Bagai banjir bandang, kata-kata si Junun ini deras membanjir tak tertahankan

“Bukankah ini Ramadhan? Bukankah ini “alamat” dari puasa? Apa karena Tuhan berkata bahwa ibdaha puasa khusus untukNya, lalu kau pikir bisa sesukamu memperlakukan puasa? Lantas kau anggap kau tak perlu memetik mutiara puasa, karena toh ibadah puasa untuk Tuhan? Besar kepala-mu tak tertanggungkan lagi! Kau berlapar-dahaga sambil cengengesan mengubur kesucian makna puasa!”

Si Junun kumat!. Ia sudah tak terbendung lagi. Sialnya, semakin ia kumat semakin pucat rembulan, dan aku terjungkal lagi.

“Kau! Kau memang pantas bersyukur tidak ada diantara kerumunan orang-orang itu. Aku berani jamin bahwa kau tidak akan pernah ada disana. Kepandaian otakmu tak memerlukanmu untuk berdesak-desakan disana. Penghasilanmu tak kan membuatmu terlempar ke kolam keringat dan keluh kesah mereka. Kesibukanmu memberikan upeti buat pemilik proyek, menyisihkan uangmu untuk koleksi gadget, membeli baju lebaran, memuaskan lidahmu untuk hidangan berbuka dan sahur. Itu semua aku jamin tak akan memberikan waktu dan kesempatan bagimu untuk menjadi pak Haji yang membagikan zakatnya itu. Kau telah bersekolah tinggi, sehingga kau menjadi pandai dan mampu mengelola kehidupan secara lebih rasional. Sedang mereka itu! Dalam kekalutan hidupnya, mereka lari ke kuburan, kau tuduh syirik dalam ceramah-ceramahmu. Mereka pergi ke dukun, kau tuduh murtad! Dan salahkah kalau mereka pergi ke pembagian zakat itu? Setelah mereka datang kepadamu dan tak mendapatkan apa-apa kecuali ceramah-ceramah dan khotbah-khotbah?”

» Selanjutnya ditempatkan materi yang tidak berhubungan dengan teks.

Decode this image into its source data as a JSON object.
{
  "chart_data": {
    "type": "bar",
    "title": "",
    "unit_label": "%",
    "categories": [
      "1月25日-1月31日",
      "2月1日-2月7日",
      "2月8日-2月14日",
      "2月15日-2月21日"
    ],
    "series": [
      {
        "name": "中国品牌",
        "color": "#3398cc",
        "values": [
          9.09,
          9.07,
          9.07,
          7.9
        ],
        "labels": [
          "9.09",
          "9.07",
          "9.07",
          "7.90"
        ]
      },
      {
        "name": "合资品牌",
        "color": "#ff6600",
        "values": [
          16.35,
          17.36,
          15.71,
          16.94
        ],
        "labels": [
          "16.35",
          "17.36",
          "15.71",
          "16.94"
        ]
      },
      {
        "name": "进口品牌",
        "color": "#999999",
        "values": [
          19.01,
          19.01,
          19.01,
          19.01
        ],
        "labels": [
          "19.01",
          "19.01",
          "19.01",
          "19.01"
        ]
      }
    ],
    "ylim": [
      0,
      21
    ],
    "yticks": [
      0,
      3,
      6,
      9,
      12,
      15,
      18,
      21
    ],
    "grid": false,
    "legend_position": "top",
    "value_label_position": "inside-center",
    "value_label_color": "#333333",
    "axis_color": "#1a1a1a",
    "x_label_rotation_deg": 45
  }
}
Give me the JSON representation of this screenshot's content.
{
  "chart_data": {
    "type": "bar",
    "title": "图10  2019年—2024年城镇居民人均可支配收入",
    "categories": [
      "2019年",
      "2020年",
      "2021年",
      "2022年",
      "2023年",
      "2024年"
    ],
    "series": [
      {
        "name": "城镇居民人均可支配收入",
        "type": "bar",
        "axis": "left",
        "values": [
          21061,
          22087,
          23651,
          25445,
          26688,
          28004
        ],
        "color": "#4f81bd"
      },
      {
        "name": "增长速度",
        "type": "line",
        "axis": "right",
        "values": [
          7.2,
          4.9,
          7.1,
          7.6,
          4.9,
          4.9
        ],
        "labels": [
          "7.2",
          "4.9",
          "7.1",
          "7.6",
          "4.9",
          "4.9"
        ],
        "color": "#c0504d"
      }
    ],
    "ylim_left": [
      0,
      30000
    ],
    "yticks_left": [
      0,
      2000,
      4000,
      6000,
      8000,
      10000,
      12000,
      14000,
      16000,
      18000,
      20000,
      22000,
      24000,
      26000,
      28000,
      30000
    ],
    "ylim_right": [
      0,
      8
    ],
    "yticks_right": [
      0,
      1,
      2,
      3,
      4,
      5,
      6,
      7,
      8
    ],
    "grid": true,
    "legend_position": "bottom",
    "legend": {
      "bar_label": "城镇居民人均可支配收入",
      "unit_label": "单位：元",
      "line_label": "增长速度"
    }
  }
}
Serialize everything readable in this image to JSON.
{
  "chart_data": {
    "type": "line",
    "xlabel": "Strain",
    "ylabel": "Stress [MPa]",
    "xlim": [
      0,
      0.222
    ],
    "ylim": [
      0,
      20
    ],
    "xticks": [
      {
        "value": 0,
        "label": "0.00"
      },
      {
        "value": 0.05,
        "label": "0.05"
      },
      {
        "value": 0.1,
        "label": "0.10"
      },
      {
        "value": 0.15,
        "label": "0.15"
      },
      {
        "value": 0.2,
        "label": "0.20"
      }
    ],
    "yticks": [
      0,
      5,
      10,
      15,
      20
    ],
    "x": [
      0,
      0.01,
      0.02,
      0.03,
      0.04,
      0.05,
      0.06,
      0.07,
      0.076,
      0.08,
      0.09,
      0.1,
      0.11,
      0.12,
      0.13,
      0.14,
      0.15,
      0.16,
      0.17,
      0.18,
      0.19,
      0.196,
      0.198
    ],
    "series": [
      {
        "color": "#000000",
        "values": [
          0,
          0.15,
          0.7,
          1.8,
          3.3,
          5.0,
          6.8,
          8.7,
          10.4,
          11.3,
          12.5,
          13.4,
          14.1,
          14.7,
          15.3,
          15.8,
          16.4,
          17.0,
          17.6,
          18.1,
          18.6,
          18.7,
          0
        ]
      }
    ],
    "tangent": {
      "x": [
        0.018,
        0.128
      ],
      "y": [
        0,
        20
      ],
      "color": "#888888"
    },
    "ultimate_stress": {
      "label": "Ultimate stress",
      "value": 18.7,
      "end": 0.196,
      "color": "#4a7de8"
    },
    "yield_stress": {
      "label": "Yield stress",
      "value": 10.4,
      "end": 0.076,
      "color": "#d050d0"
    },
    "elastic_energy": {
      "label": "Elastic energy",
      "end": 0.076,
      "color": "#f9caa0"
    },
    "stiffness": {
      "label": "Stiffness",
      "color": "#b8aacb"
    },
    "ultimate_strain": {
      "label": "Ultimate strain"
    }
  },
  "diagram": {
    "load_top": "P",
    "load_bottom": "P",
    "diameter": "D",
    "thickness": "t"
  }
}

Sialan! Kurang ajar betul si Junun ini. Tak bisakah ia lihat aku sudah menggigil dan gemetaran? Tak punya perasaan dia! Celanaku sudah basah pula!

“Tadarrus !!! tadarrus ! Iqra’! Khatamkan tadarrus kehidupanmu sendiri! Kehidupanmu sendiri! Pandanglah kisah hidupmu, lihatlah bagaimana apa yang kau punya saat ini kau dapatkan! Ejalah catatan hidupmu, bagaimana engkau menggusur, membongkar, menindas, mendhalimi tidak hanya orang lain melainkan dirimu sendiri!. Kalau kau beruntung, kelak kau akan bertanya,”Kenapa aku ternyata sedemikian tidak mampu menahan diri?” Tadarrus!”

“Jangan kau gede rumongso hanya kau yang puasa. Ketika Allah mengatakan ibadah puasa khusus untukNya, Allah sudah melakukannya. Beliau sudah sejak lama berpuasa menahan diri!!! Dengan dosa-dosamu yang sedemikian bertumpuk -baik dosa individual maupun dosa sosialmu, tak pantaskah kalau sejak dulu Allah murka dan menghancurkanmu laksana bukit di hadapan Musa ketika Musa khalwat di bukit Katrina (Jabal Catherine)? Tidak! Allah tetap memperkenankanmu menghirup udaraNya, meminum airNya. Mengizinkanmu tertawa-tawa cengengesan –seolah-olah Ia menutup mripatNya pada tingkah polahmu yang begitu maling, begitu munafik dan begitu kufur?”

Setelah kalimatnya yang terakhir itu, nafasnya tersengal-sengal menemani nafasku yang sedari tadi sudah tersengal-sengal. Aku jadi berfikir, siapakah yang sebenarnya lebih pantas menyandang “junun” ini sehingga disebut “majnun”. Ia atau aku?

“Nun,”ujarku sambil tetap tersengal-sengal. “Maaf. Tak adakah peluang untukku …!”

Dan banjir bandang terus saja menerjang. Dan rembulan pucat masih terus menggigil. Sendirian.